DTC operators planning a new product launch typically need at least 70% gross margin (a 233% markup) to support meaningful paid-media spend. Anything below that and your contribution margin gets thin enough that scaling ads becomes very risky — you can grow revenue while losing money on every additional dollar of spend. Use the breakeven ROAS calculator to see what ROAS your current margin can sustain.
Frequently asked questions
What is markup vs margin?
Markup is profit as a percentage of cost. Margin is profit as a percentage of selling price. A product that costs $20 and sells for $50 has a 150% markup ($30 profit / $20 cost) but a 60% margin ($30 profit / $50 selling price). Same product, same profit, two different numbers — confusing them is one of the most common pricing mistakes.
How do I calculate markup percentage?
Markup % = (Selling Price − Cost) / Cost × 100. If your cost is $25 and you sell for $60, markup is ($60 − $25) / $25 = 140%. To work the other direction (you have a target markup and want the selling price): Selling Price = Cost × (1 + Markup %). A $25 cost with a 100% markup target prices at $50.
What is a typical retail markup?
Retail markups vary by category.
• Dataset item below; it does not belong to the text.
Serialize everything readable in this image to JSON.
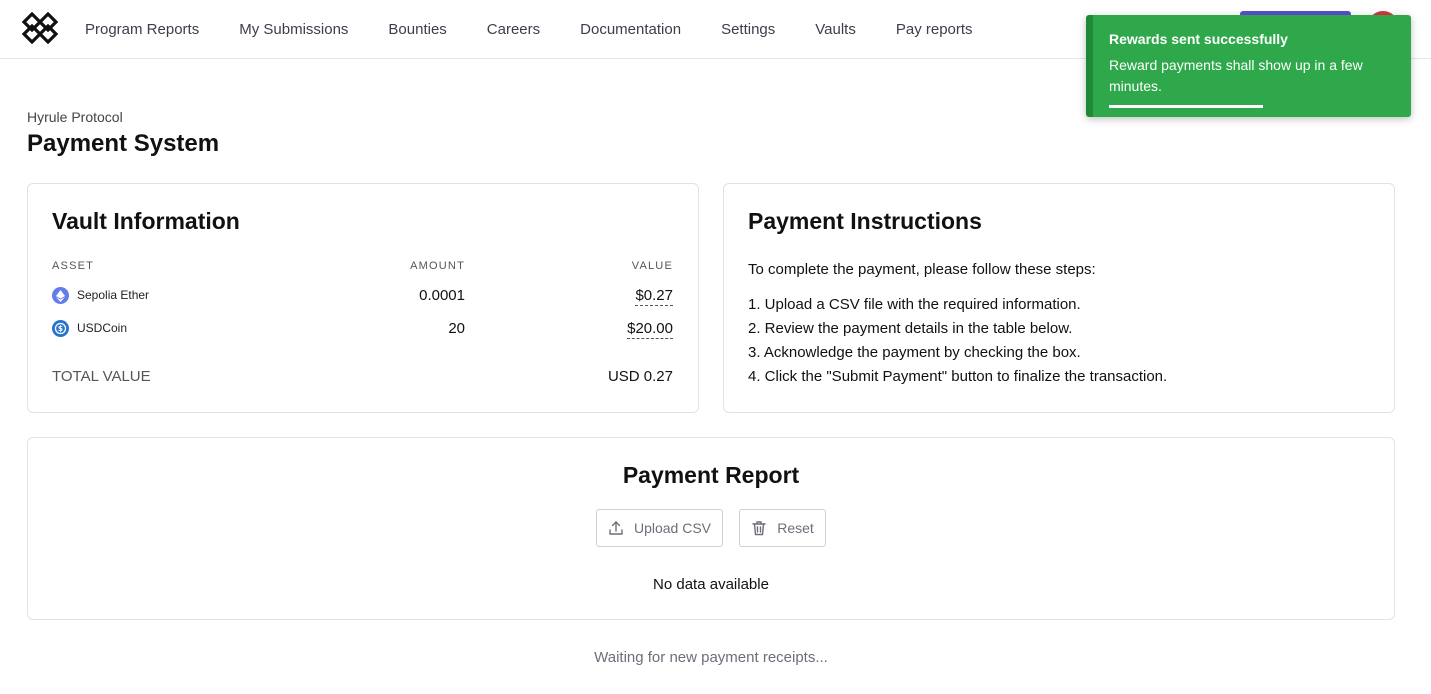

Apparel runs 100% to 250% (50% to 70% margin), beauty and supplements 200% to 500% (65% to 85% margin), electronics 25% to 50% (20% to 35% margin), and grocery 15% to 30% (12% to 25% margin). DTC brands typically need at least 200% markup (66% margin) to support paid ads at scale, which is why apparel and beauty dominate the DTC landscape.
Should I price using markup or margin?
Most ecommerce operators think in margin (it is what flows into your P&L), but suppliers, wholesalers, and POS systems usually quote in markup. The pragmatic answer: do your strategic pricing in margin terms (it tells you whether you can afford ads), then translate to markup when communicating with suppliers or setting cost-plus rules in your inventory system.
How does markup relate to keystone pricing?
Keystone pricing is a 100% markup — you sell for double your cost. It produces a 50% gross margin. Keystone is a useful starting heuristic for traditional retail but is usually too thin for DTC ecommerce after factoring in shipping, returns, ad spend, and platform fees. Most DTC brands need 150% to 300% markup to be sustainable.